If there are 85000 rapes a year in the UK, then a 50% clearup rate would, as you say, results in convictions of about 40000 individuals (assuming that the criminal justice system is 100% effective in convicting the guilty and exonerating the innocent - but that's a different story).

However, if, as seems likely, rapists don't do it once but do it, on average, twice, then your 40000 drops to 20000 individuals. As with most things, the number of rapes per rapist is likely to be a power law, so an average of 2 is probably an underestimate.

Date: 2012-09-09 01:15 pm (UTC)
From: [identity profile] major-clanger.livejournal.com
I would like to see research on this, but I suspect there is indeed a very skewed distribution: a lot of people who commit rape once (often in a way they probably consider not really to be rape) and a small number of repeat offenders.

Something we have to be very careful of is drawing misleading assumptions about the number of perpetrators from the frequency of incidents. It's quite possible for a large fraction of women to be victims of sex offences without anything like the same percentage of men being offenders.
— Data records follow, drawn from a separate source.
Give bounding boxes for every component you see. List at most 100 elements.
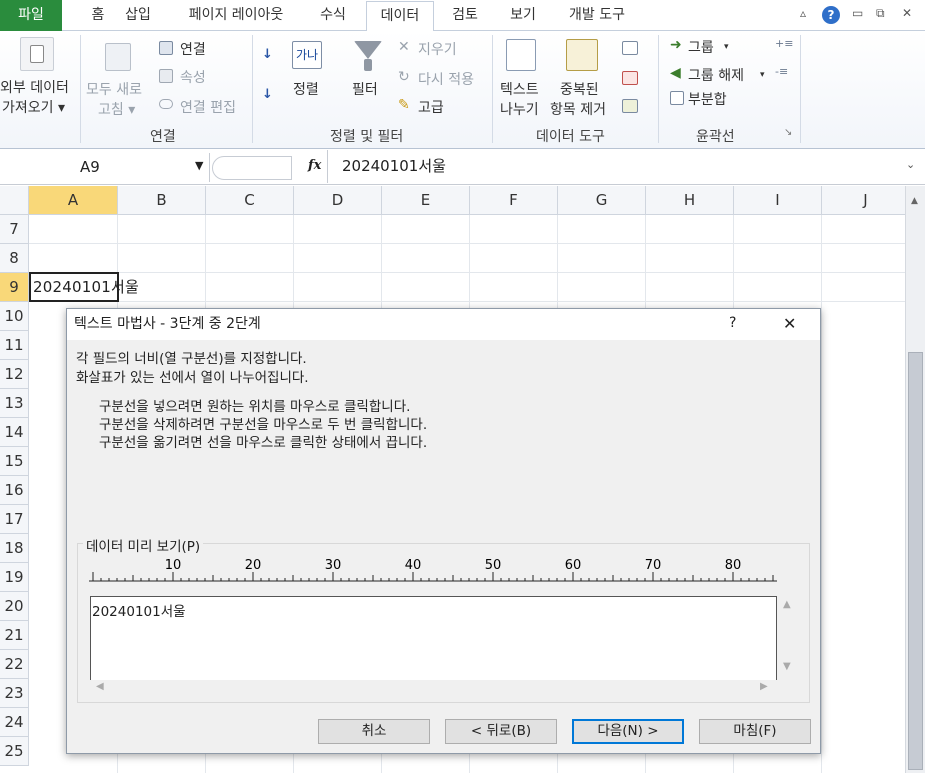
- row-header-25[interactable]: 25: [0, 737, 29, 766]
- tab-page-layout[interactable]: 페이지 레이아웃: [175, 0, 297, 31]
- column-header-c[interactable]: C: [206, 186, 294, 215]
- name-box-dropdown-icon[interactable]: ▼: [195, 159, 203, 172]
- row-header-13[interactable]: 13: [0, 389, 29, 418]
- show-detail-icon[interactable]: +≡: [775, 37, 793, 50]
- column-header-f[interactable]: F: [470, 186, 558, 215]
- help-icon[interactable]: ?: [822, 6, 840, 24]
- remove-duplicates-label-2[interactable]: 항목 제거: [550, 99, 606, 119]
- row-header-14[interactable]: 14: [0, 418, 29, 447]
- scrollbar-thumb[interactable]: [908, 352, 923, 770]
- vertical-scrollbar[interactable]: ▲: [905, 186, 925, 773]
- row-header-17[interactable]: 17: [0, 505, 29, 534]
- select-all-corner[interactable]: [0, 186, 29, 215]
- sort-button[interactable]: 정렬: [293, 79, 319, 99]
- preview-pane[interactable]: 20240101서울: [90, 596, 777, 680]
- column-header-b[interactable]: B: [118, 186, 206, 215]
- row-header-23[interactable]: 23: [0, 679, 29, 708]
- column-header-e[interactable]: E: [382, 186, 470, 215]
- close-icon[interactable]: ✕: [783, 314, 796, 333]
- help-button[interactable]: ?: [729, 315, 736, 331]
- filter-icon: [354, 41, 382, 59]
- row-header-15[interactable]: 15: [0, 447, 29, 476]
- outline-dialog-launcher-icon[interactable]: ↘: [784, 127, 792, 138]
- data-validation-icon[interactable]: [622, 41, 638, 55]
- insert-function-icon[interactable]: fx: [308, 158, 321, 173]
- window-restore-icon[interactable]: ⧉: [876, 6, 885, 21]
- window-close-icon[interactable]: ✕: [902, 6, 912, 20]
- row-header-22[interactable]: 22: [0, 650, 29, 679]
- row-header-21[interactable]: 21: [0, 621, 29, 650]
- connections-button[interactable]: 연결: [180, 39, 206, 59]
- tab-formulas[interactable]: 수식: [315, 0, 351, 31]
- column-header-j[interactable]: J: [822, 186, 905, 215]
- preview-text: 20240101서울: [92, 604, 186, 620]
- row-header-11[interactable]: 11: [0, 331, 29, 360]
- tab-view[interactable]: 보기: [504, 0, 542, 31]
- tab-home[interactable]: 홈: [80, 0, 116, 31]
- tab-developer[interactable]: 개발 도구: [562, 0, 632, 31]
- filter-button[interactable]: 필터: [352, 79, 378, 99]
- external-data-label-2[interactable]: 가져오기 ▾: [2, 97, 65, 117]
- preview-scroll-up-icon[interactable]: ▲: [783, 599, 791, 610]
- cancel-button[interactable]: 취소: [318, 719, 430, 744]
- scroll-up-icon[interactable]: ▲: [911, 196, 918, 206]
- expand-formula-bar-icon[interactable]: ⌄: [906, 158, 915, 171]
- formula-input[interactable]: 20240101서울: [342, 150, 446, 183]
- preview-scroll-left-icon[interactable]: ◀: [96, 681, 104, 692]
- advanced-button[interactable]: 고급: [418, 97, 444, 117]
- row-header-19[interactable]: 19: [0, 563, 29, 592]
- group-dropdown-icon[interactable]: ▾: [724, 42, 729, 52]
- preview-scroll-right-icon[interactable]: ▶: [760, 681, 768, 692]
- clear-button[interactable]: 지우기: [418, 39, 457, 59]
- row-header-9[interactable]: 9: [0, 273, 29, 302]
- text-to-columns-label-2[interactable]: 나누기: [500, 99, 539, 119]
- row-header-12[interactable]: 12: [0, 360, 29, 389]
- row-header-16[interactable]: 16: [0, 476, 29, 505]
- text-to-columns-label-1[interactable]: 텍스트: [500, 79, 539, 99]
- formula-bar-expander[interactable]: [212, 156, 292, 180]
- consolidate-icon[interactable]: [622, 71, 638, 85]
- external-data-label-1[interactable]: 외부 데이터: [0, 77, 69, 97]
- remove-duplicates-label-1[interactable]: 중복된: [560, 79, 599, 99]
- instruction-move: 구분선을 옮기려면 선을 마우스로 클릭한 상태에서 끕니다.: [99, 435, 428, 451]
- instruction-delete: 구분선을 삭제하려면 구분선을 마우스로 두 번 클릭합니다.: [99, 417, 428, 433]
- next-button[interactable]: 다음(N) >: [572, 719, 684, 744]
- row-header-18[interactable]: 18: [0, 534, 29, 563]
- edit-links-button[interactable]: 연결 편집: [180, 97, 236, 117]
- subtotal-button[interactable]: 부분합: [688, 89, 727, 109]
- reapply-button[interactable]: 다시 적용: [418, 69, 474, 89]
- row-header-10[interactable]: 10: [0, 302, 29, 331]
- column-header-g[interactable]: G: [558, 186, 646, 215]
- hide-detail-icon[interactable]: -≡: [775, 65, 788, 78]
- finish-button[interactable]: 마침(F): [699, 719, 811, 744]
- ungroup-button[interactable]: 그룹 해제: [688, 65, 744, 85]
- row-header-7[interactable]: 7: [0, 215, 29, 244]
- properties-button[interactable]: 속성: [180, 67, 206, 87]
- tab-file[interactable]: 파일: [0, 0, 62, 31]
- row-header-8[interactable]: 8: [0, 244, 29, 273]
- row-header-24[interactable]: 24: [0, 708, 29, 737]
- sort-descending-icon[interactable]: ↓: [262, 87, 273, 102]
- name-box[interactable]: A9: [0, 153, 210, 182]
- ungroup-dropdown-icon[interactable]: ▾: [760, 70, 765, 80]
- window-minimize-icon[interactable]: ▭: [852, 6, 863, 20]
- row-header-20[interactable]: 20: [0, 592, 29, 621]
- tab-data[interactable]: 데이터: [366, 1, 434, 32]
- ruler-label-80: 80: [725, 559, 742, 573]
- column-header-i[interactable]: I: [734, 186, 822, 215]
- column-ruler[interactable]: 10 20 30 40 50 60 70 80: [89, 559, 777, 583]
- minimize-ribbon-icon[interactable]: ▵: [800, 6, 806, 20]
- column-header-d[interactable]: D: [294, 186, 382, 215]
- tab-review[interactable]: 검토: [446, 0, 484, 31]
- tab-insert[interactable]: 삽입: [120, 0, 156, 31]
- preview-scroll-down-icon[interactable]: ▼: [783, 661, 791, 672]
- refresh-all-label-2[interactable]: 고침 ▾: [98, 99, 135, 119]
- group-button[interactable]: 그룹: [688, 37, 714, 57]
- refresh-all-label-1[interactable]: 모두 새로: [86, 79, 142, 99]
- sort-ascending-icon[interactable]: ↓: [262, 47, 273, 62]
- back-button[interactable]: < 뒤로(B): [445, 719, 557, 744]
- column-header-a[interactable]: A: [29, 186, 118, 215]
- column-header-h[interactable]: H: [646, 186, 734, 215]
- what-if-analysis-icon[interactable]: [622, 99, 638, 113]
- group-separator: [252, 35, 253, 143]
But equally that means that a small number of repeat offenders can result in a lot of incidents, which is why it's important to tackle the problem in, for instance, environments such as fandom.

Date: 2012-09-10 04:00 pm (UTC)
From: [identity profile] unwholesome-fen.livejournal.com
Rebecca Watson (skepchick.org) quoted some statistics when she spoke to Cambridge Skeptics in the Pub a couple of years ago. Unfortunately I didn't take notes, and a quick trawl back through the blog hasn't turned up an equivalent article. My (admittedly hazy) recollection is that the stats suggested that a surprisingly (to me) large proportion of rapes for which there was a conviction were perpetrated by a relatively small number of serial rapists. I'll let you know if I track down an actual citation.